Ando's work has paid off. When a friend asked for birthday dinner party suggestions (downtown, casual, quiet and nice but not crazy expensive), I was thrilled to recommend Kushiya Benkay.
Because the restaurant is a Benkay brainchild, sushi figures prominently on the menu. I have no doubt the extensive sushi options are terrific, and if reputation holds, I would wager among the best in the area. The specialty drinks, including the lethal-sounding Benkay T -- a version of Long Island Iced Tea with a sake addition ($8) -- also sound like a good time.
But I came for skewers. There are 28 varieties on the menu, and it breaks down into yakitori and kushikatsu. Yakitori is straight-up grilled meat, and kushikatsu is the breaded and deep-fried counterpart. Veggie lovers need not worry; there are meat-free options available -- shiitake mushroom, garlic and atsuage (tofu) among them.
Each order is served on a petite (about 8-inch-long) stick, and while standards like chicken (the "tori" of yakitori) in dark meat, tender, wing, heart, skin and liver varieties exist, I encourage diners to step out of the comfort zone with shisamo (smelt) or uzura (quail egg).
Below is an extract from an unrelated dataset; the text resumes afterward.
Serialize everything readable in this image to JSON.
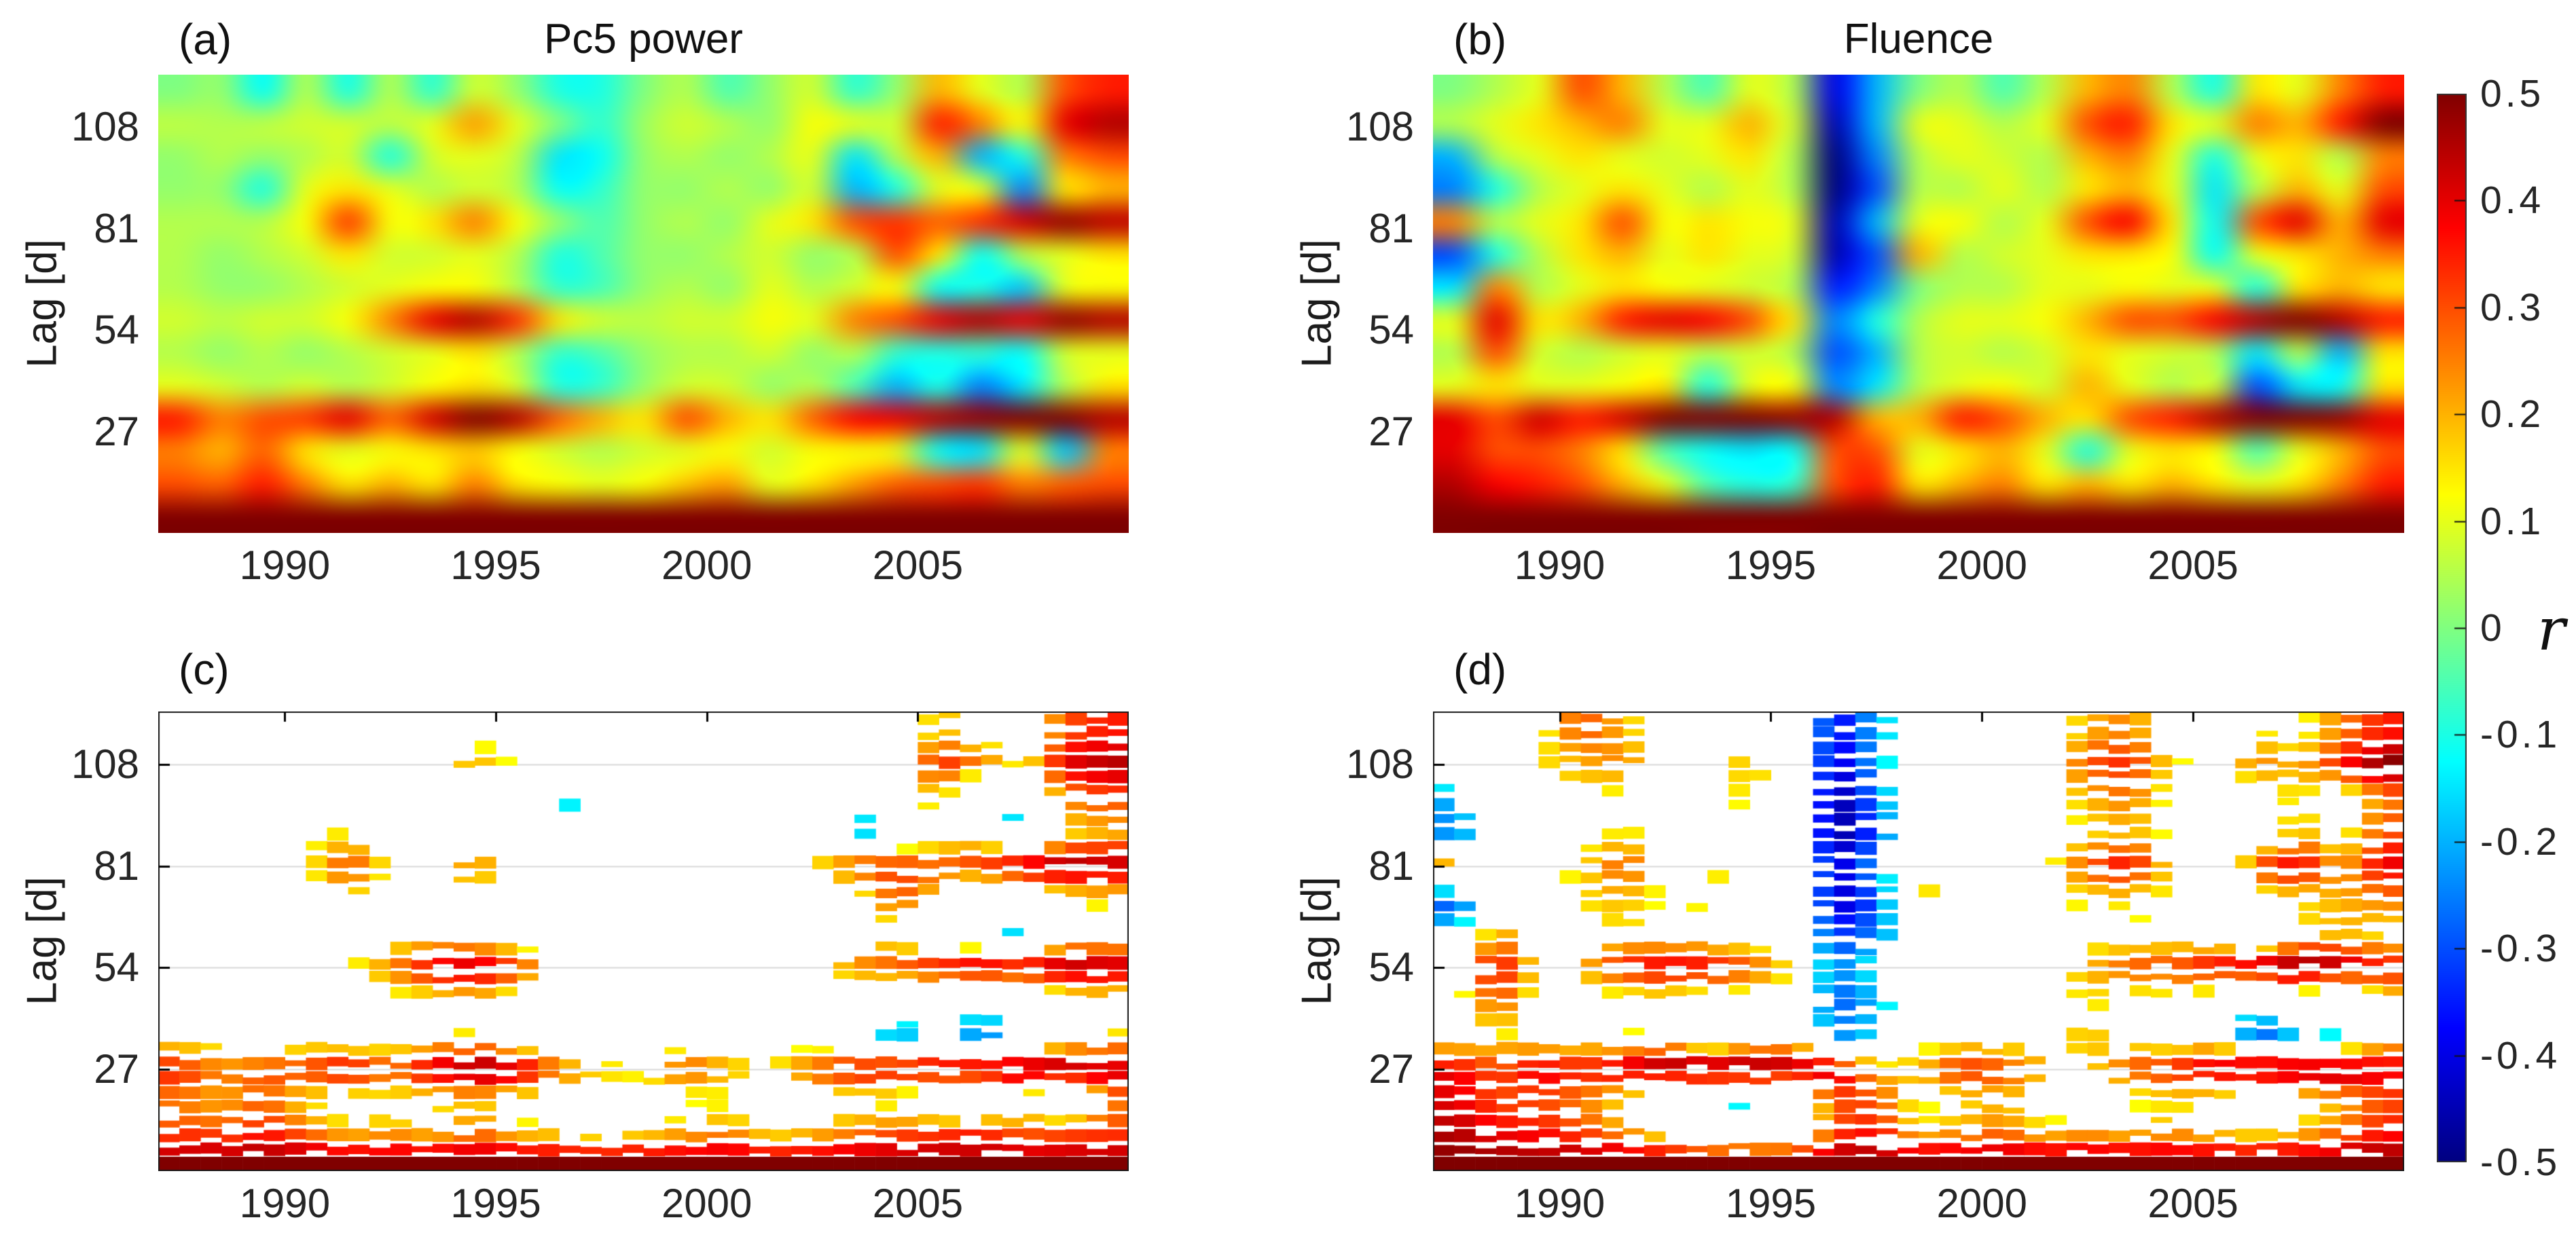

Where else in Maine can you order smelt on a stick? At the very least, try the Berkshire pork belly, because the combination of pork belly substance and skewer delivery unites the best aspects of thick rich-tasting bacon with the ease of grease-free fingertips.
At between $2.50 to $3 per skewer, it is also worth the risk to sample. While the cost can add up quickly, the concept of trying many things is fun.
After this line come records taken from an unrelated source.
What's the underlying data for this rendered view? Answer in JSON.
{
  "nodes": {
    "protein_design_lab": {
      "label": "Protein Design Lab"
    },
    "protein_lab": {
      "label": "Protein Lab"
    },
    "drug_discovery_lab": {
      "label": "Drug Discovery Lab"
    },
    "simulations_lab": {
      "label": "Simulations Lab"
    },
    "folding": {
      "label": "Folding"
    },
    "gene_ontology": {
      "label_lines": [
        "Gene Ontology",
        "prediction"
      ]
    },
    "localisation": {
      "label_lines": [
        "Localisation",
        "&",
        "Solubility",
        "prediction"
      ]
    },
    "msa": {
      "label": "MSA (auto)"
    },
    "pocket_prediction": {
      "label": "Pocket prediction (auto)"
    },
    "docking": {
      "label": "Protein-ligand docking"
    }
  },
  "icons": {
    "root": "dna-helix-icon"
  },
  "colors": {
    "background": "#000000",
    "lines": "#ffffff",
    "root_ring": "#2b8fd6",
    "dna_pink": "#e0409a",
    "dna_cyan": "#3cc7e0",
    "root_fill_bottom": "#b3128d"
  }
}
Straight-up chicken skin, for instance, in all its salty and crispy-chewy glory. Or the neat row of golden garlic cloves, each so fragrant and soft. Yakitori skewers include a three-portioned tray of dipping options -- green tea salt and two sauces -- savory miso-based and a thicker, sweeter chili variety.
(In the absence of definitive skewer etiquette, I am told it is not required to delicately remove each piece of meat, nor is it considered bad form to gnaw directly from the stick. The only universal skewer rule is, as with any food, "no double dipping.")
After much consideration and sampling, my personal favorite is the deep-fried and breaded scallops from the kushikatsu list. Served as a three-headed lollipop with a side of creamy wasabi mayo to smooth any potentially heavy texture, I could have made an entire meal from this dish alone.
When asked for appetizer recommendations, Ando directed our table to the Kara-age, or fried chicken ($6.50), and I am glad he did. Six (non-skewered) pieces of breaded and fried chicken were served alongside another light and tangy dipping sauce, and it felt like chicken nuggets for grown-ups.
Kimchee ($3.50) is also on the appetizer menu, and the portion of cabbage salad is substantial, pungent and spicy. It was an exceptionally well-prepared relish and lovely complement for the meat-heavy offerings. Ando's take on fried calamari ($9) is worth noting too. The ample mound of calamari in its impossibly delicate, near-greaseless coating made me forget for just a moment that I was eating fried food.
Save room for dessert, because the Red Bean Chocolate Cake ($6.50) is sweet artwork. Presented in three stacked layers on a chocolate syrup puddle, the bean-based cake is rich, the icing is creamy, and the soft candy topping adds a pleasant finish.
Similarly, the Green Tea Fried Ice Cream ($6) is another refreshing end of meal choice: A mini-ice cream log delicately battered and sliced.
While I have never visited Japan, I am told by ex-pats (and experts) that Kushiya Benkay offers a solid approximation of the traditional Japanese yakitori bar experience. Given the price of airline tickets and the hassle of international travel, I am thrilled that instead of flying halfway across the world, I can just drive down Congress Street.
Shonna Milliken Humphrey is a Maine freelance writer and author of the novel "Show Me Good Land."